Keep in mind that every additional test prolongs the total time QA takes to run.
Make it possible to dis/enable your tests via the config file.
When adding a new parameter to the config file, make up your mind whether or not it should run on which QA setup. Don‘t forget to update our QA machine’s config files if necessary.
It is the test's responsibility to check if it actually makes sense to run. For example if a test makes only sense on drbd instances, it should not run for any other disk template.

Node and Instance allocation

qa_config contains various utility functions to deal with the configuration of the QA.

In particular, it provides functions to acquire nodes and instances.

Note that acquired nodes are not marked as busy, thus it is possible to acquire the same node more than once. The idea is just to have some kind of load balancing on the QA nodes to not run all tests on one node and let the others idle.
Note that acquired instances are busy and cannot be acquired by other tests.

Sets of tests

Most of the tests are single steps in the QA run, except for the instance loop, which loops over a set of disk templates and tests various instance tests on each of those instances.

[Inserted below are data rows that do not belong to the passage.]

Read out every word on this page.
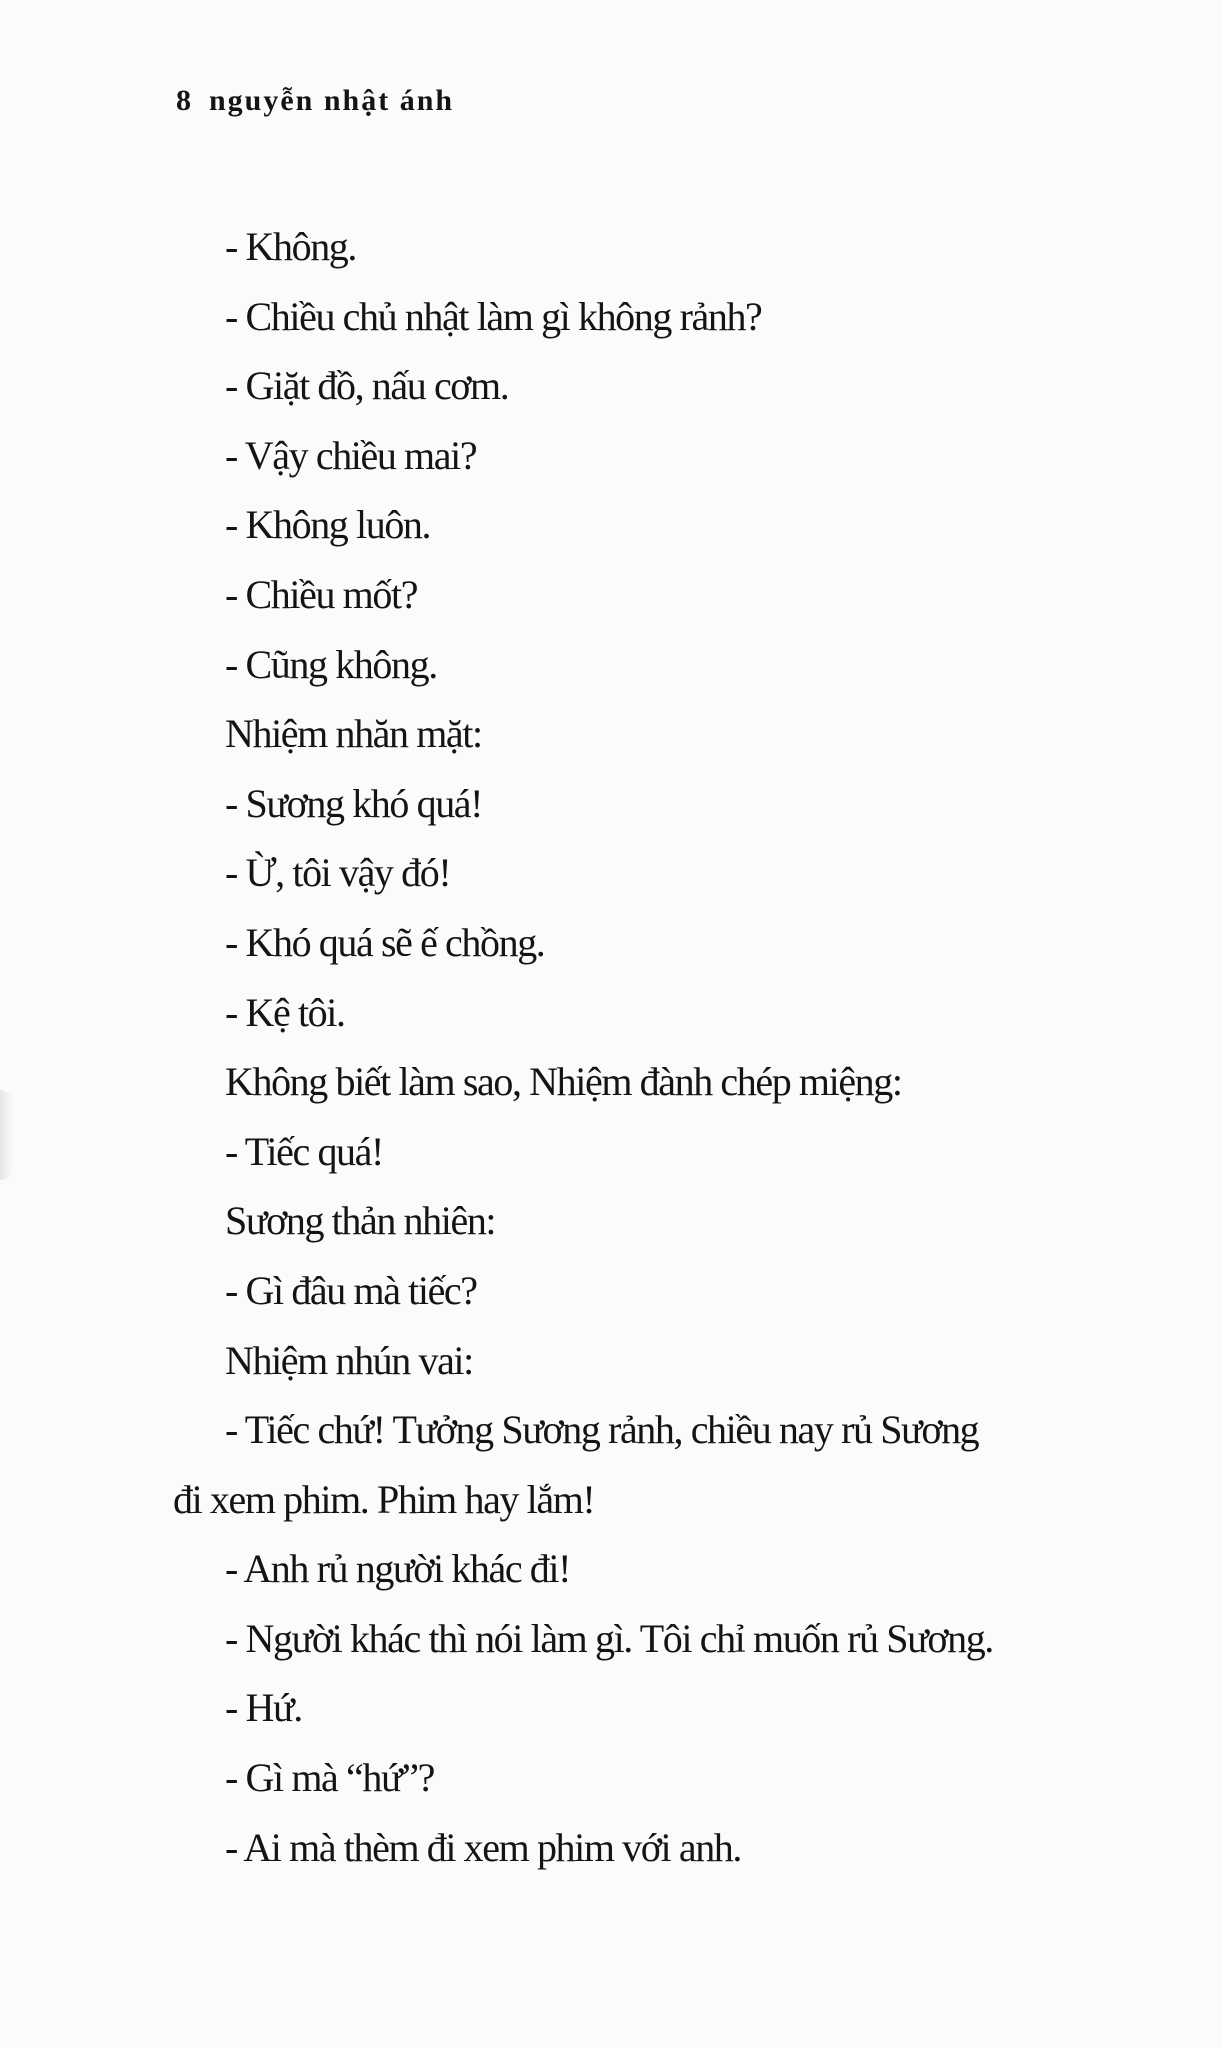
8 nguyễn nhật ánh
- Không.
- Chiều chủ nhật làm gì không rảnh?
- Giặt đồ, nấu cơm.
- Vậy chiều mai?
- Không luôn.
- Chiều mốt?
- Cũng không.
Nhiệm nhăn mặt:
- Sương khó quá!
- Ừ, tôi vậy đó!
- Khó quá sẽ ế chồng.
- Kệ tôi.
Không biết làm sao, Nhiệm đành chép miệng:
- Tiếc quá!
Sương thản nhiên:
- Gì đâu mà tiếc?
Nhiệm nhún vai:
- Tiếc chứ! Tưởng Sương rảnh, chiều nay rủ Sương
đi xem phim. Phim hay lắm!
- Anh rủ người khác đi!
- Người khác thì nói làm gì. Tôi chỉ muốn rủ Sương.
- Hứ.
- Gì mà “hứ”?
- Ai mà thèm đi xem phim với anh.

All the tests enabled in the configuration file are run. If some test is not supported (eg, it doesn‘t make sense or it’s broken), it's the responsibility of the single test to check if the cluster/instance state makes sense for the test or return early. qa_instance.py and qa_config.py contain helper functions that simplify checking for such conditions, e.g., IsFailoverSupported, IsMigrationSupported in the former, and IsTemplateSupported in the latter.